In the north of the MPIC are much higher grade orebodies, namely the Northeast (mined in the Wight pit, 2005-2009) and Boundary zones, where copper grades can reach several percent per tonne and are currently supporting underground mining. Chalcopyrite and significant bornite form coarse-grained infill in breccias, and intense vein and microvein stockworks. As in the zones in the centre of the MPIC, gold and silver occur mainly as microscopic inclusions in the copper sulfides and in pyrite. Throughout Mount Polley, copper and gold typically occur in a roughly 1:1 ratio (in terms of copper percent versus gold in grams per tonne).

Mount Polley Mine is an open pit copper-gold mine with a developing underground project. Surface loading equipment included two P&H 2100 electric shovels, a P&H 2300 electric shovel, and an Komatsu PC1800 diesel excavator. The haulage fleet included twelve Caterpillar 785 trucks, and three Caterpillar 777 trucks. The primary crusher pocket has capacity to accept material from Caterpillar 785 trucks. Drilling is performed with an electric Atlas Copco 351 Pit Viper, an electric BE 60R drill and two smaller wall control drills. Underground development is performed in the Boundary zone with two 6-cubic yard scoops, three 30-tonne trucks, a twin-boom jumbo, a bolter, and a scissor deck.

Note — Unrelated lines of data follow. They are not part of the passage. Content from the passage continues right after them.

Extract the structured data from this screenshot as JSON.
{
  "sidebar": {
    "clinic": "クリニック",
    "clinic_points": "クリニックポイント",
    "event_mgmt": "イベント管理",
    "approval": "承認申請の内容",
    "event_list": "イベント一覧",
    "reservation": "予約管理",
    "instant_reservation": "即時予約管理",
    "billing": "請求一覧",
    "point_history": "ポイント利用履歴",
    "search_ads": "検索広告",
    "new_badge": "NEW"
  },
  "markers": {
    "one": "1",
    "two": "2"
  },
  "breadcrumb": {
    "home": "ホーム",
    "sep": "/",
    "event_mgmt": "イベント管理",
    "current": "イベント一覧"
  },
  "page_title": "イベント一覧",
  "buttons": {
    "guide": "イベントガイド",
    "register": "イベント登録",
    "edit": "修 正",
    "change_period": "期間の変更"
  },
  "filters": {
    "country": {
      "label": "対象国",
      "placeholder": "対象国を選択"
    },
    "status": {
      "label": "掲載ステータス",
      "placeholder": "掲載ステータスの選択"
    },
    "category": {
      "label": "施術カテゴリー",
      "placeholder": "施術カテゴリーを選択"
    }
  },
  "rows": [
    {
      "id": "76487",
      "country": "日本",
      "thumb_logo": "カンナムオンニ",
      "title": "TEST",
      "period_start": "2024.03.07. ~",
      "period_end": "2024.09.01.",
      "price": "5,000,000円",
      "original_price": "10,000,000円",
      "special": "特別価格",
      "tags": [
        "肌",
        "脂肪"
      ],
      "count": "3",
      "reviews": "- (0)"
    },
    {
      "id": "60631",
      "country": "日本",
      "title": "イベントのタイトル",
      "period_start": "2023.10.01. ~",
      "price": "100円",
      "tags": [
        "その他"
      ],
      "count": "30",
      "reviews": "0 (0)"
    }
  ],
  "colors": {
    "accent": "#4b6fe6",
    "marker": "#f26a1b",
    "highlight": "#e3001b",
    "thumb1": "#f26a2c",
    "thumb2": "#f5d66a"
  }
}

Dredging of tailings in the Springer pit (deposited in the pit in 2015-2016 to allow for restart of milling operations prior to repair of the tailings storage facility) recently commenced. Once mining operations in the Caribo pit are completed in mid-2018, Mount Polley will rely on low grade stockpiles to provide mill feed, until the dredging of the Springer pit is completed.

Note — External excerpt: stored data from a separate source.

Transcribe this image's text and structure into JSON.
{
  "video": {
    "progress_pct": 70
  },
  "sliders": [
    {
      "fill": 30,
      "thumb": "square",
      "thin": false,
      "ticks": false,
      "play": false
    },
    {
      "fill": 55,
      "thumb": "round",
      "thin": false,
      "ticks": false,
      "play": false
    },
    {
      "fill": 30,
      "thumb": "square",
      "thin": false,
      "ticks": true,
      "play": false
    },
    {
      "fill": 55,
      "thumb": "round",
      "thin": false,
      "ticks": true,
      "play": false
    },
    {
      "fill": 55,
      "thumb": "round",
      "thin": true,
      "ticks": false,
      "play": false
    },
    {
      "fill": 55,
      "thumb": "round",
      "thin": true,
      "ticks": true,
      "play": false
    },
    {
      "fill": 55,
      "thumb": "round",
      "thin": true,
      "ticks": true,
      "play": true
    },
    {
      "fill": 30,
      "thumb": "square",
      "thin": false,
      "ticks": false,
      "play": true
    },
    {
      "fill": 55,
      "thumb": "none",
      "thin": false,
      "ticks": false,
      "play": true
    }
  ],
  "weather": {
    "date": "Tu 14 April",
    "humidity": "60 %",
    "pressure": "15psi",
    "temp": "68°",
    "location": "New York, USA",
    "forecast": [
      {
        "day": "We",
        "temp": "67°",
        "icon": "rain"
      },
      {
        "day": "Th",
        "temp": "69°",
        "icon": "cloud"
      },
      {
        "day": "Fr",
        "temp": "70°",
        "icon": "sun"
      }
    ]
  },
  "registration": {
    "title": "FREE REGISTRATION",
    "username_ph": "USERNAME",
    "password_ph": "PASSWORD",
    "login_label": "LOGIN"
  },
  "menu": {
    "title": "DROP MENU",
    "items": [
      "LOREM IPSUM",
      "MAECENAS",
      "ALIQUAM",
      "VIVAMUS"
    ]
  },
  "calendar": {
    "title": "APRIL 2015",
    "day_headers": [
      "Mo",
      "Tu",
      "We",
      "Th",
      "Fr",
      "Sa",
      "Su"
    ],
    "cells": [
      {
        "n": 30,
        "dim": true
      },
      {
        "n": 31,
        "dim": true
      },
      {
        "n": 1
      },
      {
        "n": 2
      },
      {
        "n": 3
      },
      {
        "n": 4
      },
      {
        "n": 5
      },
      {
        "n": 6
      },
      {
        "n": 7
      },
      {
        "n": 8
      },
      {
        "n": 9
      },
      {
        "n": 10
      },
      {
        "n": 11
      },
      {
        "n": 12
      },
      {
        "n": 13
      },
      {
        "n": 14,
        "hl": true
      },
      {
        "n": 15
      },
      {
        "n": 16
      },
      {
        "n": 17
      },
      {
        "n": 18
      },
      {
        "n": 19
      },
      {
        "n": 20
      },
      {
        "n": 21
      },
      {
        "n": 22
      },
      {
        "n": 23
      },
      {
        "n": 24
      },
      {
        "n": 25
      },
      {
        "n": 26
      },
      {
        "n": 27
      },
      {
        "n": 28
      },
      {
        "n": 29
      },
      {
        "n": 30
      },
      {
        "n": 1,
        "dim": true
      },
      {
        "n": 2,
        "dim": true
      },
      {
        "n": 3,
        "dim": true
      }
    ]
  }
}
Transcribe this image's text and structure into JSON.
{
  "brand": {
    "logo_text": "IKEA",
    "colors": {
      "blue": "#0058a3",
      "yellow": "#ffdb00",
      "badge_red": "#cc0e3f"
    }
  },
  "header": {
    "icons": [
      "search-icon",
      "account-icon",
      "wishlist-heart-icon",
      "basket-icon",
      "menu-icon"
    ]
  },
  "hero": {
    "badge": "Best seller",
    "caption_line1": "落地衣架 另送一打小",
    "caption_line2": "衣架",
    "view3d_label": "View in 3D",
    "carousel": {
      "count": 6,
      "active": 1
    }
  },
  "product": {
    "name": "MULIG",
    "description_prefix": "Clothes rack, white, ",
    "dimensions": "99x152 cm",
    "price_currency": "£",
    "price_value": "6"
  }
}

In the Mount Polley mill, run-of-mine ore from the open pits is hauled to the crusher. The crusher has three stages of crushing involving five crushers, twenty conveyors and four sets of screens. The ore is dumped into the feed pocket of the primary gyratory crusher, crushed in three stages to produce a product at finer than 16mm for the grinding circuit.

The grinding circuit consists of two parallel rod mill/ball mill circuits and a pebble mill circuit. Crusher product is first split between two rod mills where water is added to form slurries. The slurries are pumped to hydrocyclones that classify the particles by size. The larger particles flow to feed the ball mills while the fine particles are discharged to the second stage of grinding: the pebble mill circuit. The ball mills are in “closed circuit”, meaning that the discharge is pumped to the classifying units (hydrocyclones) and the particles will not pass to the next grinding stage until they are fine enough to feed the pebble circuit. The second stage grinding circuit (the pebble mill circuit) also consists of mills, pumps and hydrocyclones. Pebbles obtained from the crusher are used as grinding media for grinding. The coarse particles classified by hydrocyclones reports to three pebble mills for further size reduction. The pebble mills are in “close circuit” and product that is sized at 65% finer than 200mesh is fed to the flotation circuit.

The flotation circuit separates the valuable minerals from the rest of the crushed rocks. With the addition of reagents, the valuable minerals, mostly in the form of sulphides, are separated by floatation and being collected and upgraded to produce a concentrate. Initial separation is done in a rougher/scavenger circuit, where the remaining minerals are discarded as tailings (which flow by gravity to the TIA). Rougher concentrate is reground in a regrind mill and further upgraded in a cleaner circuit to produce the final concentrate product. Cleaner tailings are recycled to the scavenger circuit.

The concentrate from the flotation circuit is dewatered in two stages. The thickener houses settling of particles and decanting of process water so that the settled particles forming a sludge have a reduced water content of roughly 35-40% water while pressure filtration further reduces water content to approximately 7.5%. The water removed is utilized as process water. The filtered concentrate is stored in the load-out building and loaded onto 40-tonne trucks for shipping. Periodically the crusher also used for the production of aggregates used in tailings construction and other tasks.